オレは買い物袋を手から腕にかけなおして両手に息を吐きかける。隣のハルは紺のマフラーに顔を埋めた。ハルと買い物に行ったのは三週間ぶりで、一緒に食事をするのもあのプリンを一緒に食べた日以来だ。多分今日が、今年で最後になる。

「なあ、ハルも白星高校一緒に行かねえ?」

 家からは遠く電車で通学しなければならない場所にある。けど、公立で県内唯一の調理学科のある高校だ。先日受けた年内最後のテストではギリギリ合格圏内だった。オレよりずっと頭が良いハルなら余裕で合格できる。元々調理学科に興味があったけれど、どうしても、の理由が説明できなくて諦めていた。それがハルと一緒に飯を作って、食べるようになって、楽しくて、飲食業界の道に進みたいと思うようになった。誰かがオレの作ったもので幸せな気持ちになってくれたら凄く嬉しい。折角高校に行くのなら夢のための勉強がしたい。そこに、ハルがいたら、きっと、もっと嬉しい。

「――ごめん」

 ハルは立ち止まる。一瞬、目を伏せて覚悟を決めたような目でこちらを見つめてくる。

「オレ、受ける高校決まってるんだ。全寮制の。だから一緒の高校には行けない」

 ハルは最後にもう一度「ごめん」と言った。別に約束していたわけではないし、そもそも今初めてした話だ。ハルが謝る必要は全くない。毎日一生懸命勉強しているハルはきっとどこか目標にしている高校がある、そんなことはなんとなく分かっているつもりだった。それなのに、どうしてハルに本当に申し訳なさそうな顔をさせているのだろう。どうしてオレは、こんなに胸が痛いんだろう。

「どこ受けるの」
「青文高校」

 全く縁のないオレでも知っているくらい有名な全寮制の高校だ。文武両道で有名大学への進学率も群を抜いているとか進路指導の先生が言っていた気がする。

「やりたいことでもあんの」
「分からない。将来なにになりたいとかまだ想像もつかないけど、なにかやりたいことができたときにその選択肢は多くて、少しでも目標に近い方がいいと思っている」

 オレはまるで不貞腐れた子供だ。ハルはきっと正しい。妥協して誰かのせいにしてる自分が嫌になる。そのうえ、自分が言われて嫌だった言い方をハルにしている。目も合わせられなくなったハルから刺さる視線が痛い。

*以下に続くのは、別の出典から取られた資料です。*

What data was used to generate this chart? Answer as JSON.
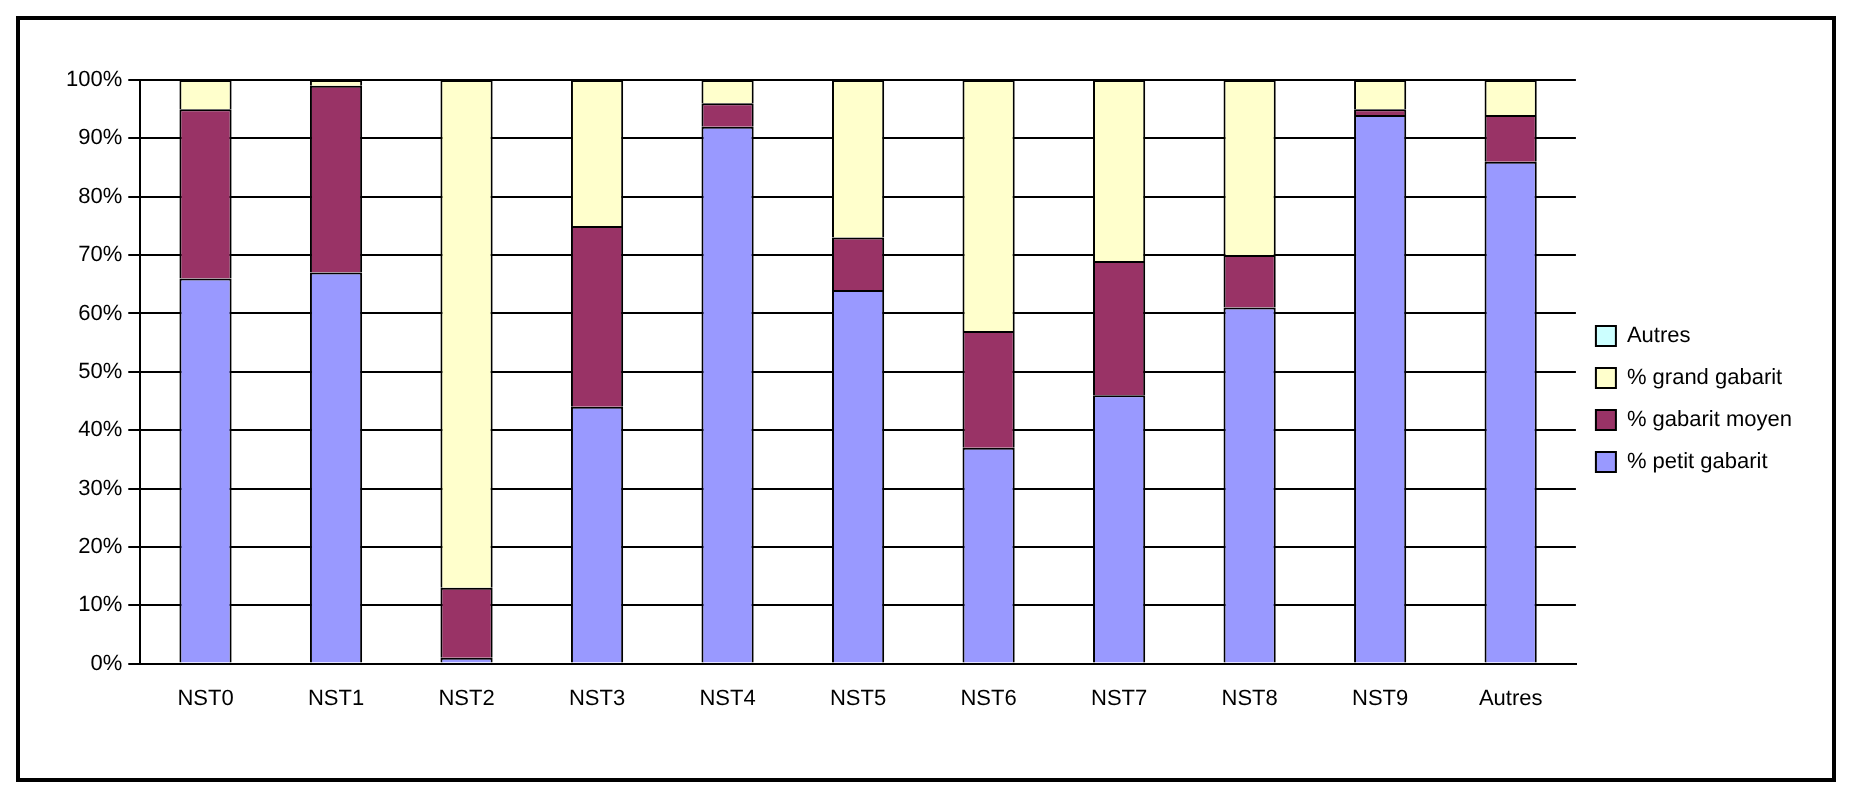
{
  "chart_data": {
    "type": "bar",
    "stacked": true,
    "categories": [
      "NST0",
      "NST1",
      "NST2",
      "NST3",
      "NST4",
      "NST5",
      "NST6",
      "NST7",
      "NST8",
      "NST9",
      "Autres"
    ],
    "series": [
      {
        "name": "% petit gabarit",
        "color": "#9999ff",
        "values": [
          66,
          67,
          1,
          44,
          92,
          64,
          37,
          46,
          61,
          94,
          86
        ]
      },
      {
        "name": "% gabarit moyen",
        "color": "#993366",
        "values": [
          29,
          32,
          12,
          31,
          4,
          9,
          20,
          23,
          9,
          1,
          8
        ]
      },
      {
        "name": "% grand gabarit",
        "color": "#ffffcc",
        "values": [
          5,
          1,
          87,
          25,
          4,
          27,
          43,
          31,
          30,
          5,
          6
        ]
      },
      {
        "name": "Autres",
        "color": "#ccffff",
        "values": [
          0,
          0,
          0,
          0,
          0,
          0,
          0,
          0,
          0,
          0,
          0
        ]
      }
    ],
    "ylim": [
      0,
      100
    ],
    "yticks": [
      {
        "value": 0,
        "label": "0%"
      },
      {
        "value": 10,
        "label": "10%"
      },
      {
        "value": 20,
        "label": "20%"
      },
      {
        "value": 30,
        "label": "30%"
      },
      {
        "value": 40,
        "label": "40%"
      },
      {
        "value": 50,
        "label": "50%"
      },
      {
        "value": 60,
        "label": "60%"
      },
      {
        "value": 70,
        "label": "70%"
      },
      {
        "value": 80,
        "label": "80%"
      },
      {
        "value": 90,
        "label": "90%"
      },
      {
        "value": 100,
        "label": "100%"
      }
    ],
    "grid": "y",
    "legend": "right"
  }
}
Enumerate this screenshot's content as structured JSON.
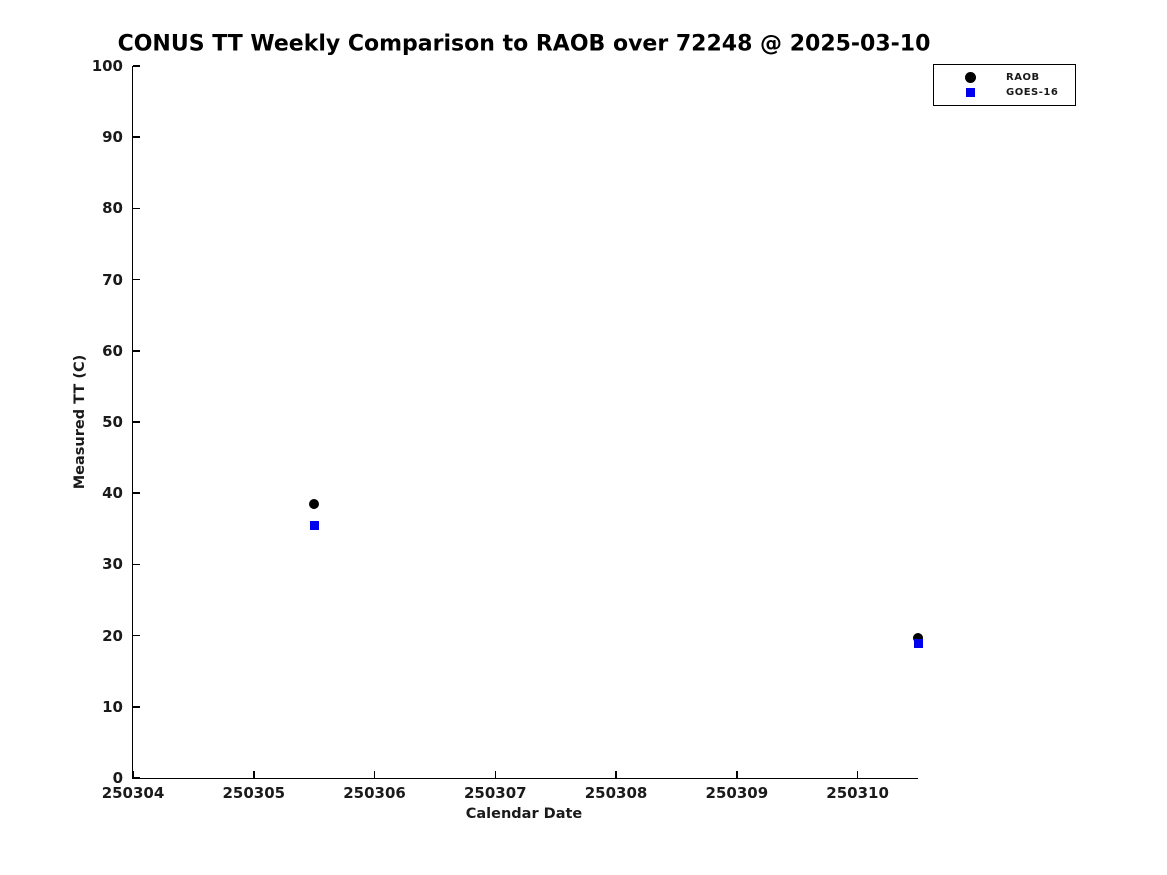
{
  "title": "CONUS TT Weekly Comparison to RAOB over 72248 @ 2025-03-10",
  "chart_data": {
    "type": "scatter",
    "title": "CONUS TT Weekly Comparison to RAOB over 72248 @ 2025-03-10",
    "xlabel": "Calendar Date",
    "ylabel": "Measured TT (C)",
    "xlim": [
      250304,
      250310.5
    ],
    "ylim": [
      0,
      100
    ],
    "x_ticks": [
      250304,
      250305,
      250306,
      250307,
      250308,
      250309,
      250310
    ],
    "y_ticks": [
      0,
      10,
      20,
      30,
      40,
      50,
      60,
      70,
      80,
      90,
      100
    ],
    "grid": false,
    "legend_position": "top-right",
    "x": [
      250305.5,
      250310.5
    ],
    "series": [
      {
        "name": "RAOB",
        "marker": "circle",
        "color": "#000000",
        "values": [
          38.5,
          19.7
        ]
      },
      {
        "name": "GOES-16",
        "marker": "square",
        "color": "#0000ee",
        "values": [
          35.5,
          18.9
        ]
      }
    ]
  }
}
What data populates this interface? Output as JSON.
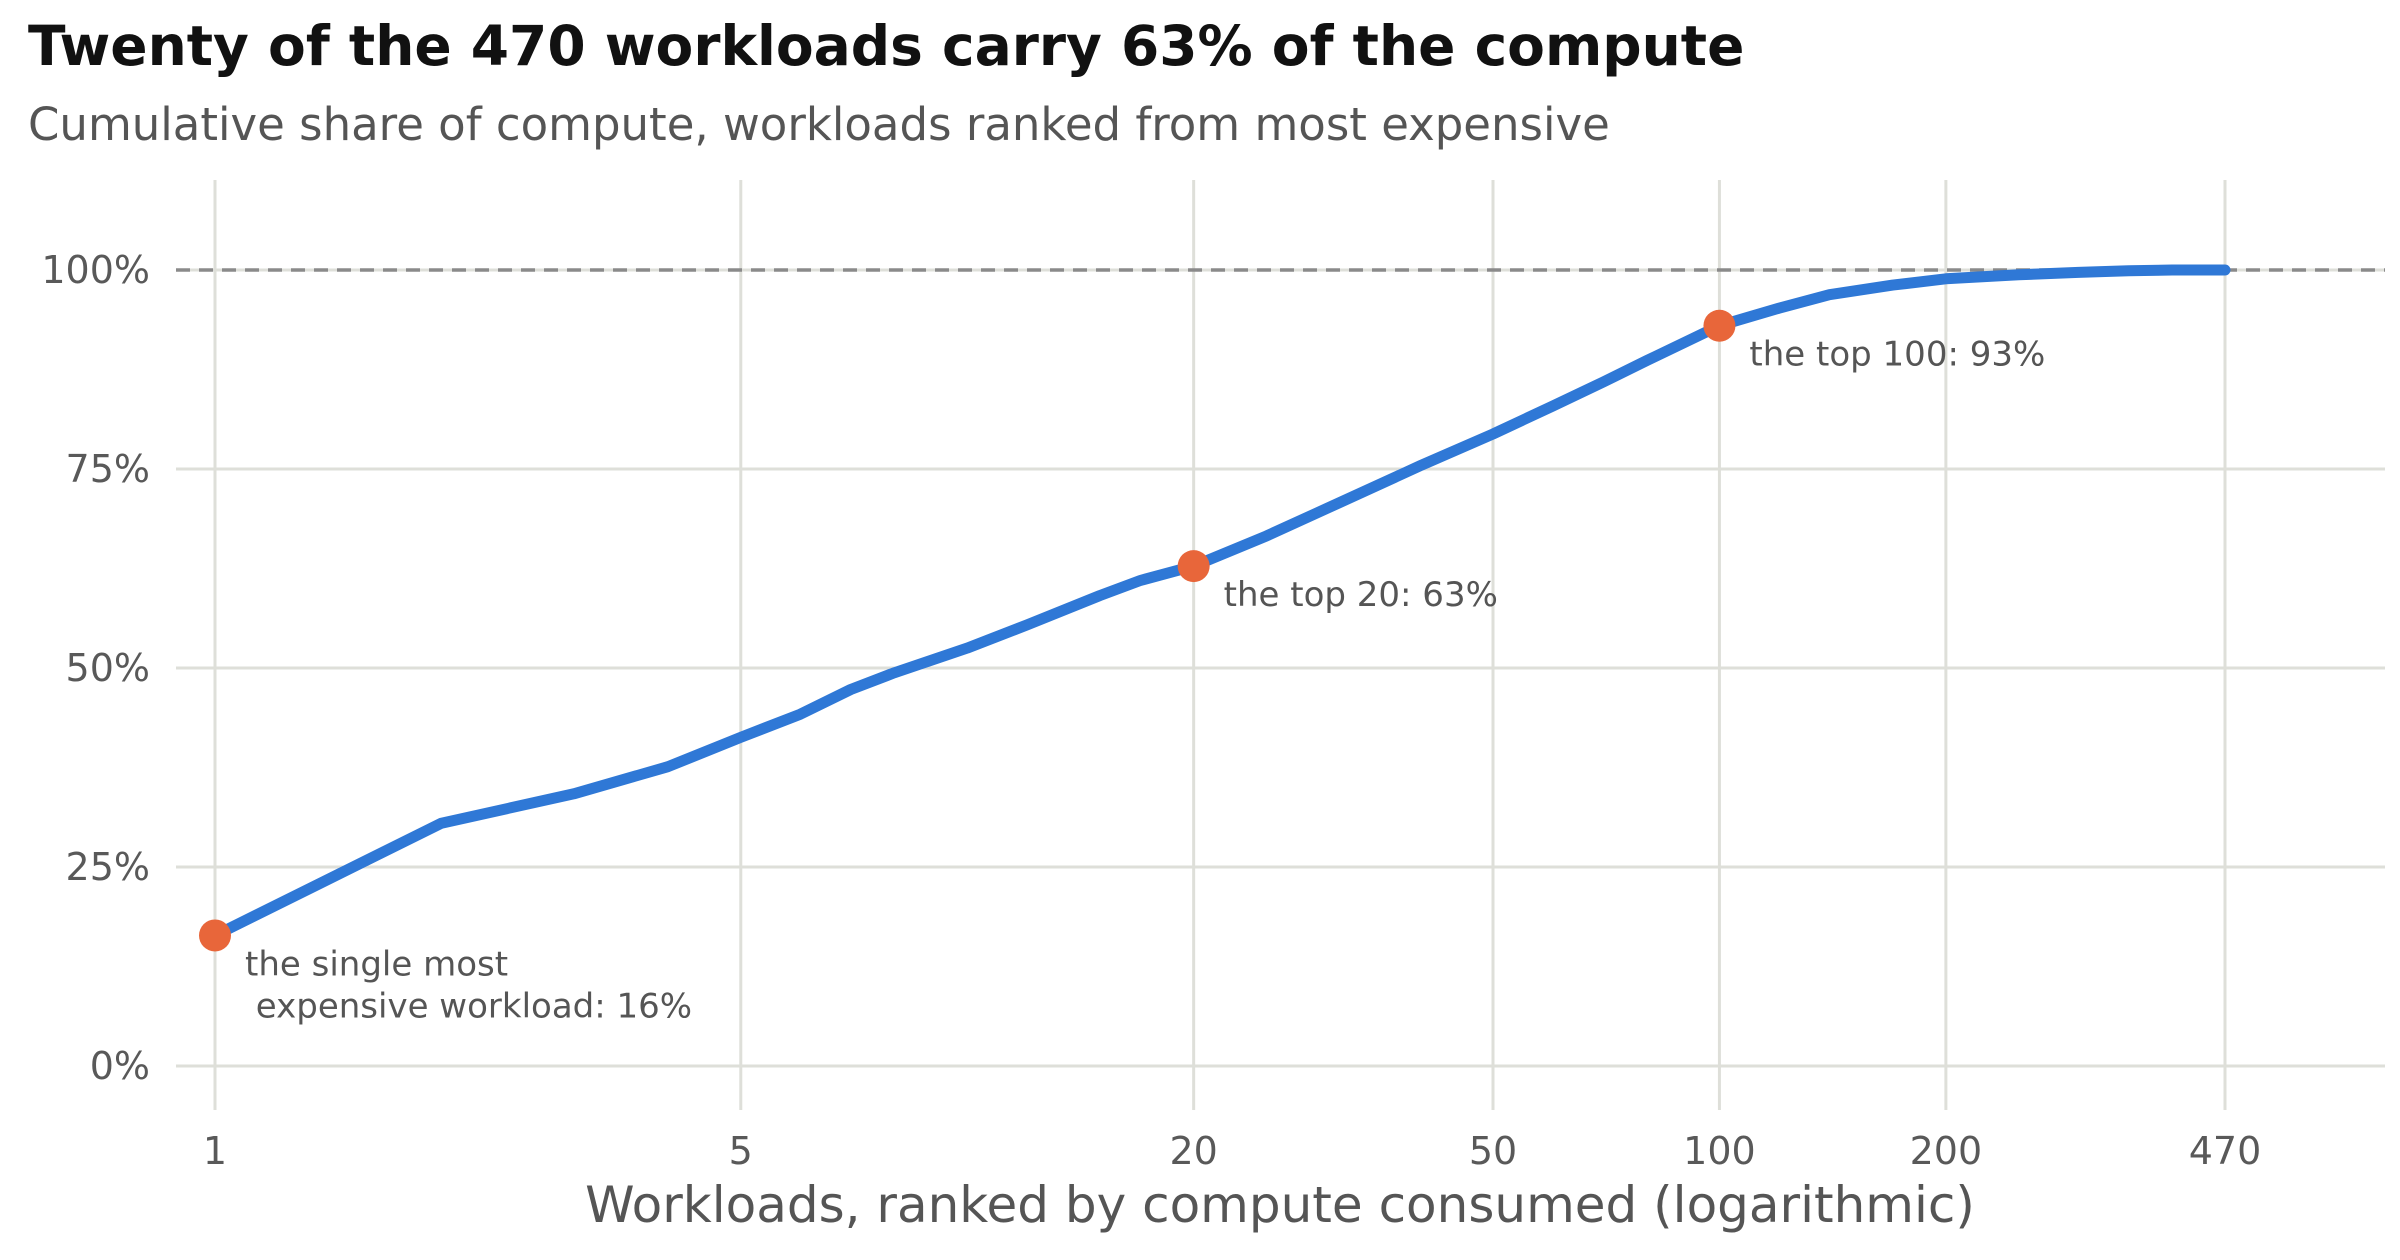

「……だから暫く一緒に飯作ったり食ったり出来ない。でも受験が終わったら――」
「分かった。頑張れよ」

 精一杯の笑顔でハルの言葉を遮る。別の高校に進学して、しかも全寮制で会えなくなる。ハルは格好いいし、話せば良い奴だからきっと友達もすぐにできる。オレのことなんか、オレとの時間なんて簡単に忘れていく。
とても今日これから一緒に飯を食える気分じゃなかった。

 早歩きで一人先に帰る。後ろをついてきた足音が途中から止まった。振り返れない。ハルは気を遣ったんだ。ぼろぼろ涙が溢れて落ちる。お前が勝手に期待したんだろって怒ってくれればいいのに。ハルのそういう優しいところが嫌いだ。そんなハルを心から応援できない自分が、大嫌いだ。